Testing scenarios for buying, consuming, and checking credit balances should be dissociated from the specific technologies used, making them adaptable to different platforms.
Implementation
Here's how I've implemented these concepts:
Offer
An offer specifies its type (e.g., one-time offer or subscription) and a repetition cycle. The parentOffer
property specifies relationships, such as discounts for subscribers. Offers with the same overridingKey
value override each other.
Multiple sub-offers can share the same overridingKey
, representing different discount levels. For example, a free user could buy 10 AI credits for the regular price of $10, a "Starter" user could get a 30% discount, and a "Early adopter" user could have a 50% discount. These offers all have the same overriding key, e.g., overridingKey="10_AI_Credits"
:
- The $10 offer at the root level (
parentOffer=null
) for default visibility. - The 30% off offer, a child of the "Starter" offer with a
weight=1
. - The 50% off offer, a child of the "Early adopter" offer with a
weight=2
.
This way, an "Early adopter", subscribed as a "Starter", gets better privileges by paying 50% less for AI tokens; while keeping the access rules associated to "Starter" accounts.
export interface IOffer {
cycle: "once" | "weekly" | "monthly" | "yearly";
kind: "subscription" | "tokens" | "expertise";
name: string;
parentOffer: unknown;
price: number;
tokenCount: number;
weight: number;
}
Order
Orders are tied to users intending to purchase an offer. We track their status until payment success. The status
field is duplicated to simplify order reading, and the token count is duplicated for robustness.

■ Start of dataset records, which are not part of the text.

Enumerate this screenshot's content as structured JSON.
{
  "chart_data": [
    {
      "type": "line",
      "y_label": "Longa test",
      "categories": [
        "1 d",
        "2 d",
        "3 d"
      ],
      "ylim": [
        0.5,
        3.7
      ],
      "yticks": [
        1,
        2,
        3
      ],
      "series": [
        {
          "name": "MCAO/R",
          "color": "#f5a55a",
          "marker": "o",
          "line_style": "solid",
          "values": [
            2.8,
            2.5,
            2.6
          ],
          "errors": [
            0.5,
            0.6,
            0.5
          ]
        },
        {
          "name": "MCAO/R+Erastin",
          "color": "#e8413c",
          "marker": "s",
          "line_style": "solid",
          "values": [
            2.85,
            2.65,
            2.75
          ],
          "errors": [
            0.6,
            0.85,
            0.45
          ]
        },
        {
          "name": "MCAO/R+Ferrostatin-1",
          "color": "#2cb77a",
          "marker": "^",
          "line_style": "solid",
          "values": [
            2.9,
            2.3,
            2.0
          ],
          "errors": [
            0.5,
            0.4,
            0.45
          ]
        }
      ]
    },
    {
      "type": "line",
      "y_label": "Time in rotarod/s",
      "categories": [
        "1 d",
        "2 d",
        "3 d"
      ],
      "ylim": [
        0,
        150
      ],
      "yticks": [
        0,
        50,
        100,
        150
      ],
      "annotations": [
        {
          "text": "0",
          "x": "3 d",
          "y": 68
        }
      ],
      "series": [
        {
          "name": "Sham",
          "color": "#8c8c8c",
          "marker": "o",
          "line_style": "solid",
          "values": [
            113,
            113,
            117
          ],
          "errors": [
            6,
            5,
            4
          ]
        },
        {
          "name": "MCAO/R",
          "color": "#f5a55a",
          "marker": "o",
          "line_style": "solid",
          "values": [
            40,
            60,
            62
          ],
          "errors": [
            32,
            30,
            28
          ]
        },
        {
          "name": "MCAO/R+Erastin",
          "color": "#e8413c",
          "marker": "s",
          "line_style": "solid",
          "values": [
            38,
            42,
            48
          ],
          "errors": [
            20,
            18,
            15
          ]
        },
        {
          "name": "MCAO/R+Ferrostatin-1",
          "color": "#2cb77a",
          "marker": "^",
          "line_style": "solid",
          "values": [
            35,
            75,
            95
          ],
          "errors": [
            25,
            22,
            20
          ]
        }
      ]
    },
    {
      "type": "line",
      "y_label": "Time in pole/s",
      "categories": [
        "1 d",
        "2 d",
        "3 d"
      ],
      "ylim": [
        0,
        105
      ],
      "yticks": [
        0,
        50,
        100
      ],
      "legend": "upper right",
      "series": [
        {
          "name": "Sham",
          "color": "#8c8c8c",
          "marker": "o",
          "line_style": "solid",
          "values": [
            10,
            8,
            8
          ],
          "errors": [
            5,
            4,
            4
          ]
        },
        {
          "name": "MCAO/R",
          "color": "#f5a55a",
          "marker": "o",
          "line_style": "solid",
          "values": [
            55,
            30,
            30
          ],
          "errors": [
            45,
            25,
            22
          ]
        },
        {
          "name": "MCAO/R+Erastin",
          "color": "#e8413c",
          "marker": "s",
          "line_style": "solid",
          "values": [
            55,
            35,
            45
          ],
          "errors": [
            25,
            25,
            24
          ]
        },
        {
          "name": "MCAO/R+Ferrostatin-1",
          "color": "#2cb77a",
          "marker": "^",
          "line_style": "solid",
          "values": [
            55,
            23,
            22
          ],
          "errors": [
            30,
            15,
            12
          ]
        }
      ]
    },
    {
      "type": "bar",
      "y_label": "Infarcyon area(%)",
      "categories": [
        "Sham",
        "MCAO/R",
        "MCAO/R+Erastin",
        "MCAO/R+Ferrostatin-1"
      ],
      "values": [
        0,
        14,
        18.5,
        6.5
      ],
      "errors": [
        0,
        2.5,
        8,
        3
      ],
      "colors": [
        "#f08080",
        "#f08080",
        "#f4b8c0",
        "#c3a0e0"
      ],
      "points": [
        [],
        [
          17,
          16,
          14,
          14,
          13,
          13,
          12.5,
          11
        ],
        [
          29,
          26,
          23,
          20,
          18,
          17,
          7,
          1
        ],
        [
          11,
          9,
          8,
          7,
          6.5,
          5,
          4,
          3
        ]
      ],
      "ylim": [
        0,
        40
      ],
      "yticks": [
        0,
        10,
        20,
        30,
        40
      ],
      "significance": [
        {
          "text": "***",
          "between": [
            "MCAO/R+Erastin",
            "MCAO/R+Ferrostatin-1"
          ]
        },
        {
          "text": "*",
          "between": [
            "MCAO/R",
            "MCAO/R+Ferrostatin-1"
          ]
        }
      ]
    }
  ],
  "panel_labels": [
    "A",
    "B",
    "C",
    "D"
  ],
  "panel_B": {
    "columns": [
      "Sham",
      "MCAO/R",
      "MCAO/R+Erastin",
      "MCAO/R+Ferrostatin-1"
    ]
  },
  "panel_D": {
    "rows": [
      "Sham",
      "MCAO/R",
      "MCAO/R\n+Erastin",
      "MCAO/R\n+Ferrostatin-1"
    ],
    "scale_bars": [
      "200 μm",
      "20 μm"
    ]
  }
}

export interface OrderStatus {
date: Date;
message: string;
status: "pending" | "paid" | "refused";
}
export interface IOrder<K extends object> {
history: [OrderStatus];
offerId: K;
status: "pending" | "paid" | "refused";
tokenCount: number;
userId: K;
}
Token Timetable
Token consumption and additions are logged in the token timetable for users to track their token activity.

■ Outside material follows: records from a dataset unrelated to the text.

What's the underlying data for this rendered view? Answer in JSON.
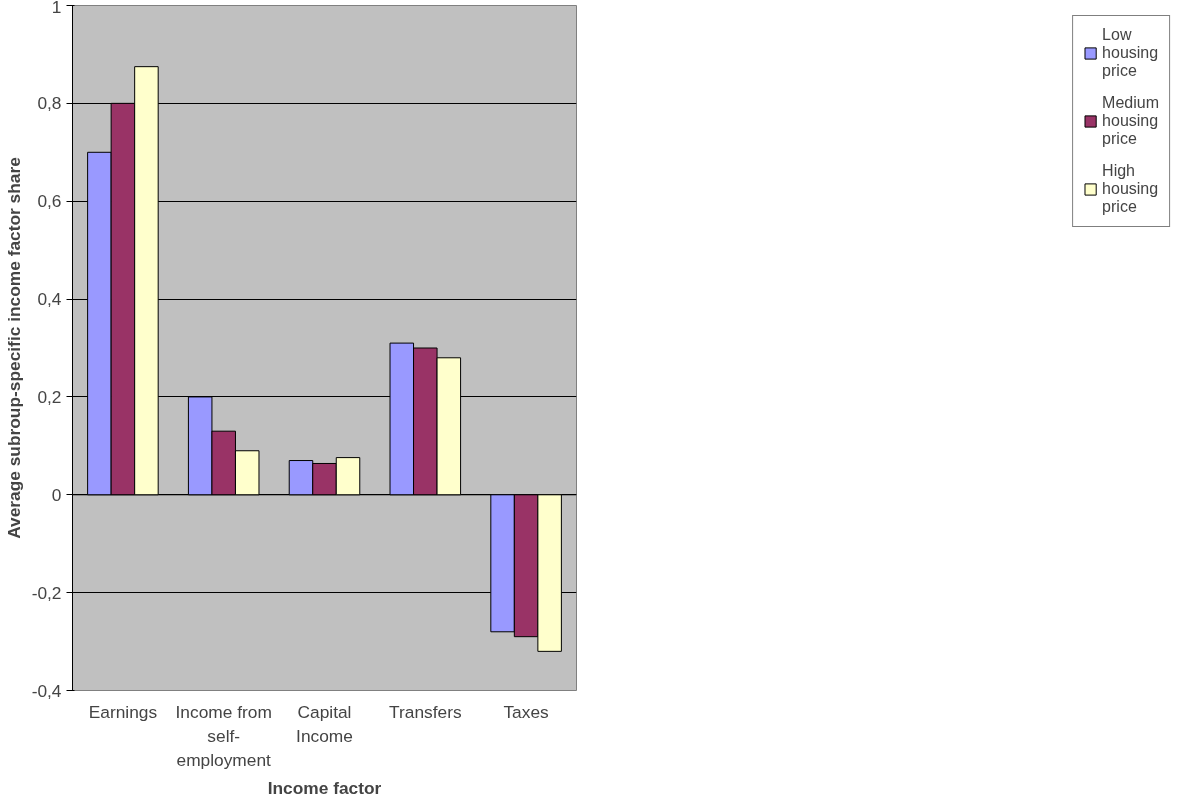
{
  "chart_data": {
    "type": "bar",
    "xlabel": "Income factor",
    "ylabel": "Average subroup-specific income factor share",
    "categories": [
      "Earnings",
      "Income from self-employment",
      "Capital Income",
      "Transfers",
      "Taxes"
    ],
    "series": [
      {
        "name": "Low housing price",
        "color": "#9999ff",
        "values": [
          0.7,
          0.2,
          0.07,
          0.31,
          -0.28
        ]
      },
      {
        "name": "Medium housing price",
        "color": "#993366",
        "values": [
          0.8,
          0.13,
          0.064,
          0.3,
          -0.29
        ]
      },
      {
        "name": "High housing price",
        "color": "#ffffcc",
        "values": [
          0.875,
          0.09,
          0.076,
          0.28,
          -0.32
        ]
      }
    ],
    "ylim": [
      -0.4,
      1
    ],
    "yticks": [
      {
        "value": -0.4,
        "label": "-0,4"
      },
      {
        "value": -0.2,
        "label": "-0,2"
      },
      0,
      {
        "value": 0.2,
        "label": "0,2"
      },
      {
        "value": 0.4,
        "label": "0,4"
      },
      {
        "value": 0.6,
        "label": "0,6"
      },
      {
        "value": 0.8,
        "label": "0,8"
      },
      1
    ],
    "grid": "y",
    "legend": "right"
  }
}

export interface ITokenTimetable {
createdAt: Date;
tokens: number;
userId: string;
}
User Credits
User credits summarize all transactions, including subscriptions and token balances. Subscriptions duplicate order status for efficient reading.
export interface ISubscription {
expires: Date;
offerId: unknown;
starts: Date;
status: "pending" | "paid" | "refused";
}
export interface IUserCredits {
subscriptions: (unknown extends ISubscription ? unknown : never)[];
tokens: number;
userId: unknown;
}
Service
The payment interface serves as a facade to manage these concepts. Customers can create orders, execute payments, and check their token balance.
export interface IPayment<T extends object> {
createOrder(offerId: unknown, userId: unknown): Promise<IOrder<T>>;
execute(order: IOrder<T>): Promise<IUserCredits>;
orderStatusChanged(
orderId: unknown,
status: "pending" | "paid" | "refused",
): Promise<IOrder<T>>;
remainingTokens(userId: unknown): Promise<IUserCredits>;
}
Implementation
- MongoDB was chosen for the initial implementation, but migrating to other databases will be straightforward.
- The payment part is yet to be implemented, with Stripe as the first choice, but flexibility for other implementations.
- Screens will be developed using SvelteKit, but the library is designed to be adaptable to React, Angular, and Vue as well.